Methods: This prospective analysis included euthyroid participants with negative TPOAb at baseline and a thyroid function assessment at a 4-year follow-up. TPOAb was measured by electrochemiluminescence and considered positive when titers were ≥34 IU/mL. TSH and free T4 (FT4) levels were determined by a third-generation immunoenzymatic assay. The incidence of TPOAb is expressed in percentage per year or as a cumulative incidence within the 4-year follow-up period.

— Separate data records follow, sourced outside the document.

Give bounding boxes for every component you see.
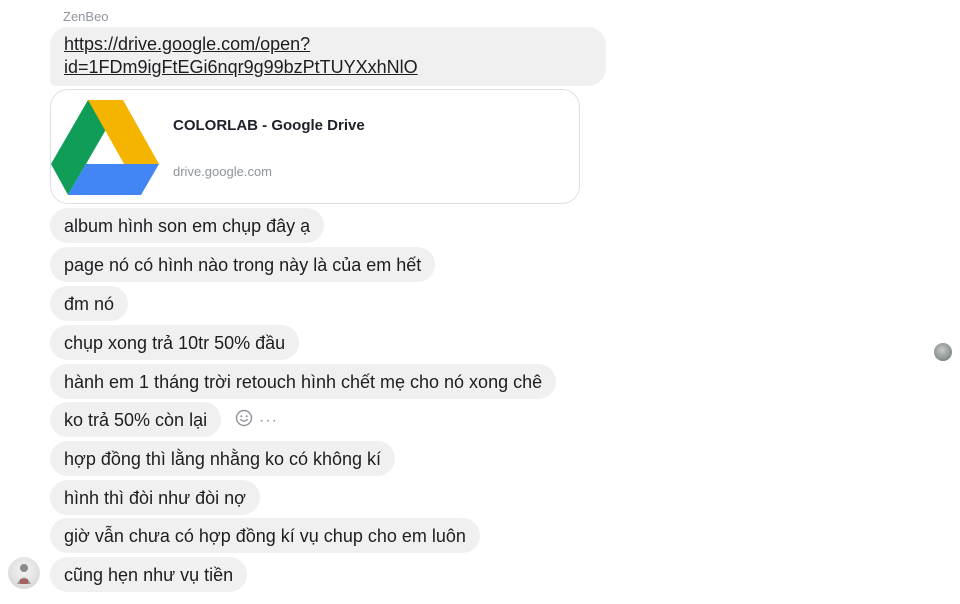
message-text: ko trả 50% còn lại xyxy=(64,409,208,430)
message-bubble[interactable]: album hình son em chụp đây ạ xyxy=(50,208,325,243)
google-drive-icon xyxy=(51,90,163,203)
message-text: giờ vẫn chưa có hợp đồng kí vụ chup cho … xyxy=(64,525,466,546)
message-text: hành em 1 tháng trời retouch hình chết m… xyxy=(64,371,543,392)
shared-link[interactable]: https://drive.google.com/open? id=1FDm9i… xyxy=(64,34,418,77)
message-bubble[interactable]: chụp xong trả 10tr 50% đầu xyxy=(50,325,300,360)
message-hover-actions: ··· xyxy=(235,409,278,432)
message-bubble[interactable]: hình thì đòi như đòi nợ xyxy=(50,480,260,515)
message-bubble[interactable]: hợp đồng thì lằng nhằng ko có không kí xyxy=(50,441,396,476)
message-text: hợp đồng thì lằng nhằng ko có không kí xyxy=(64,448,382,469)
sender-name: ZenBeo xyxy=(63,9,109,24)
message-text: cũng hẹn như vụ tiền xyxy=(64,564,234,585)
emoji-icon[interactable] xyxy=(235,409,253,432)
message-text: album hình son em chụp đây ạ xyxy=(64,215,311,236)
more-dots-icon[interactable]: ··· xyxy=(259,412,278,429)
message-bubble[interactable]: hành em 1 tháng trời retouch hình chết m… xyxy=(50,364,557,399)
message-text: đm nó xyxy=(64,293,115,314)
message-bubble[interactable]: cũng hẹn như vụ tiền xyxy=(50,557,248,592)
link-preview-domain: drive.google.com xyxy=(173,164,272,179)
read-receipt-avatar xyxy=(934,343,952,361)
message-bubble[interactable]: ko trả 50% còn lại xyxy=(50,402,222,437)
link-message-bubble[interactable]: https://drive.google.com/open? id=1FDm9i… xyxy=(50,27,606,86)
message-text: chụp xong trả 10tr 50% đầu xyxy=(64,332,286,353)
shared-link-line1: https://drive.google.com/open? xyxy=(64,34,311,54)
link-preview-card[interactable]: COLORLAB - Google Drive drive.google.com xyxy=(50,89,580,204)
message-bubble[interactable]: đm nó xyxy=(50,286,129,321)
shared-link-line2: id=1FDm9igFtEGi6nqr9g99bzPtTUYXxhNlO xyxy=(64,57,418,77)
message-text: page nó có hình nào trong này là của em … xyxy=(64,254,422,275)
message-text: hình thì đòi như đòi nợ xyxy=(64,487,246,508)
message-bubble[interactable]: page nó có hình nào trong này là của em … xyxy=(50,247,436,282)
message-bubble[interactable]: giờ vẫn chưa có hợp đồng kí vụ chup cho … xyxy=(50,518,480,553)
sender-avatar[interactable] xyxy=(8,557,40,589)
link-preview-title: COLORLAB - Google Drive xyxy=(173,117,365,134)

Results: Of 8,922 euthyroid participants (mean age 51.1 years; 50.9% women) with a negative TPOAb test at baseline, 130 presented incident TPOAb at the 4-year follow-up, yielding an annual incidence of TPOAb of 0.38%/year (95% confidence interval [95% CI], 0.37-0.39%/year) and a cumulative incidence over 4 years of 1.46% (95% CI, 1.21-1.71%). In men, the annual incidence was 0.32% (95% CI, 0.31-0.33%), and the cumulative incidence over 4 years was 1.23% (95% CI, 0.90-1.56%). In women, the annual incidence was 0.43%/year (95% CI, 0.42-0.44%/year) and the cumulative incidence over 4 years was 1.67% (95% CI, 1.30-2.04%). The only factor associated with incident TPOAb was the occurrence of thyroid diseases at follow-up. No differences in TPOAb incidence were detected across ELSA-Brasil research centers.
Conclusion: Based on the results of this study, the incidence of TPOAb per year and at a 4-year follow-up period are compatible with those of a country with adequate iodine intake.
Keywords: TPOAb; autoimmune thyroid disease; incidence; thyroid disease; thyroid function.